После смерти Сталина еврейское население уменьшается, и большинство евреев, еще оставшихся в ЕАО, эмигрируют в Израиль в 1991 году после развала СССР.
С утра мы с нетерпением ждем встречи с Амуром, пятой и последней большой рекой, которую пересекает Транссибирская магистраль. Затем мы свернем на юг, и это будет конец нашего путешествия. Но погодите: несмотря на то, что мне сказал один русский: «Амур — это единственная река, которая говорит по-французски!» и несмотря на его величественный вид, его название вовсе не французское и уж тем более не поэтическое.

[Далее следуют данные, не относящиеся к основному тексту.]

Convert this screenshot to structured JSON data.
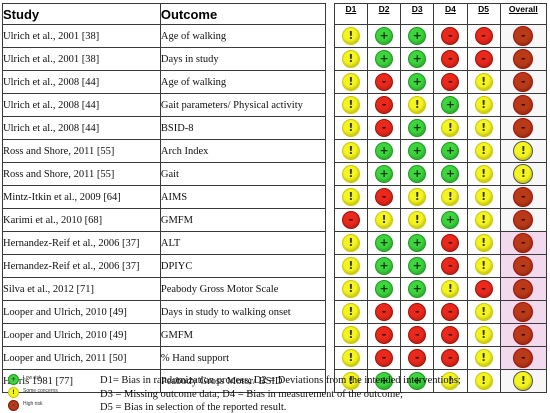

С тюркского или бурятского оно означает «грязный». Но его бурятское происхождение мало волнует того, кто выдумывает каламбурчики сомнительного вкуса. Как? Вы еще не знали «Амур»? Или еще. Его устье очень широкое и разделяется надвое при впадении («Все в объятиях „Амура…“»), и когда мы встречаемся с эшелоном цистерн, один голос говорит: «После „Амура“ цистерны полны…»
Никто из нас не хочет окончания путешествия. Многие сожалеют, что чуть раньше мы не свернули в сторону Пекина. В то время как мы проезжаем Хабаровск, я говорю себе, что было бы неплохо пересесть на ветку, идущую на север к Байкало-Амурской магистрали, которая останавливается как раз напротив Сахалина… Но что теперь? Мы уже пересекли Амур, Хабаровск позади, и нет пути назад. После изгиба, явившегося следствием русско-японской вражды, мы разворачиваемся на юг, оставляя справа Северный Китай. Я буду рада после возвращения перечитать повествование Чехова о его поездке на Сахалин.